The Poverty Gap - Part II
Thursday, September 21, 2006 at 05:26PM We cannot end poverty - society would not allow it because without poverty, society cannot have wealth. Communism and socialism operated on the premise of an equal, single-class society. Those societies failed in at least two ways: corruption rose to the top in a small, but powerful upper class and the vast majority were equal alright - equally poor. Democratic societies fought many battles to subdue socialism and protect democratic opportunities to rise from poverty to wealth and back again. Societies want poverty, because it is the necessity of wealth.
And a poverty gap? Has the gap increased in the past 20 years? Sure. Is this fair? Sure. The gap has increased because of a simple principle. A person will earn money based on:
- How many people they serve
- How well they serve them
- How hard they are to replace
I used to joke that back in my consulting hay days of $135/hr that I actually made more money ‘per person’ than Michael Jordan. Yet, he made about a billion dollars more. Why?
First, he served, I don’t know, a few million people! He served them better - yes, he liked his job and I hated mine. (Clients/fans are not fools - they know who wants to be there and who is waiting on the next train.) He was harder to replace. Business consultants outnumber professional athletes, probably 100,000 to 1 and he was an elite athlete. So, voila. I made more per person and had less to show for it. Simple economics.
So why the increase in the poverty gap? Why have the rich become richer at a faster pace than the middle class?
Revolution. Technology affords us the ability to serve many, many more people and many times, serve them better. And those that get a jump on technologies power are not easily replaced. This happens with every technology revolution. In the Industrial Age in the U.S. we had the Carnegies, Rockefellers, Vanderbilts and many others. In today’s Information Age, we have the Gates, Buffetts and Dells.
Data shock: Would you be surprised to know that for all of the poverty gap created and wealth generated today, the first-comers, John Rockefeller and Cornelius Vanderbilt remain the 2 wealthiest people in American History, far ahead of #31 Bill Gates and #39 Warren Buffett? If you thought Bill Gates, the current richest person in the world, is something, what would you think of Mr. Rockefeller who had 8 times more buying power than Mr. Gates?
How do you and I move across the bridge of poverty?
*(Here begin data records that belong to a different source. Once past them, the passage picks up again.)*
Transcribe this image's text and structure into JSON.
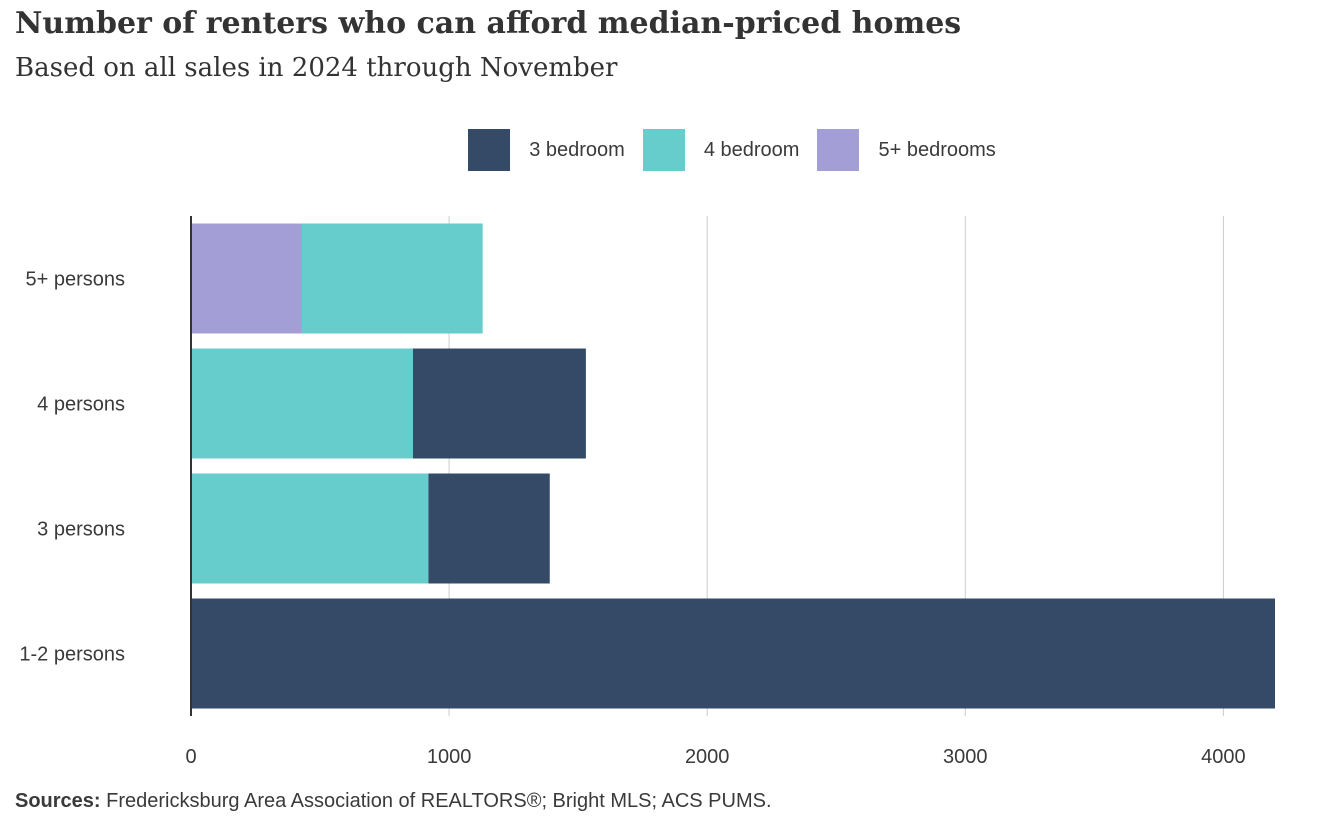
{
  "title": "Number of renters  who can afford median-priced homes",
  "subtitle": "Based on all sales in 2024 through November",
  "source_label": "Sources:",
  "source_text": " Fredericksburg  Area Association of REALTORS®;  Bright MLS;  ACS PUMS.",
  "colors": {
    "3 bedroom": "#344a66",
    "4 bedroom": "#66cdcc",
    "5+ bedrooms": "#a39fd6",
    "grid": "#cccccc",
    "axis": "#333333"
  },
  "legend": [
    {
      "label": "3 bedroom"
    },
    {
      "label": "4 bedroom"
    },
    {
      "label": "5+ bedrooms"
    }
  ],
  "chart_data": {
    "type": "bar",
    "orientation": "horizontal",
    "stacked": true,
    "categories": [
      "5+ persons",
      "4 persons",
      "3 persons",
      "1-2 persons"
    ],
    "series": [
      {
        "name": "5+ bedrooms",
        "values": [
          430,
          0,
          0,
          0
        ]
      },
      {
        "name": "4 bedroom",
        "values": [
          700,
          860,
          920,
          0
        ]
      },
      {
        "name": "3 bedroom",
        "values": [
          0,
          670,
          470,
          4200
        ]
      }
    ],
    "xlim": [
      0,
      4200
    ],
    "xticks": [
      0,
      1000,
      2000,
      3000,
      4000
    ],
    "xlabel": "",
    "ylabel": "",
    "grid": true,
    "legend_position": "top"
  }
}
Follow the principles of LifeMAPP: find what you do best based on your personality, passions and experiences. You will enjoy it and that means you will serve people well. Learn to be the best in your local area. Find ways to serve more people - either by moving into or up the management chain or by expanding your business into new markets So, if you want to adjust the poverty gap, get yourself free first and start moving across the bridge. You and I can both move a bit farther across the gap.
And how do we help society as a whole? We need to educate and give to those without - we need to give them the opportunities to fail and succeed. As you cross the bridge, take a few people with you - that is leadership. Give them opportunities if you can. Teach them about opportunity and democracy. Shun the idea that failure is avoidable or that failure is a scarlet letter to be warn as a public badge of shame. Show them the importance of learning from failures to achieve success for no measurable success was ever achieved without first experiencing failure.
Influence those around you - leadership is influence. That’s how you and I can shift the poverty gap. We will not end poverty - society won’t let us. We can only stir the waters to make sure that the American dream - that dream that still holds the world captive - is alive and well. Dream on!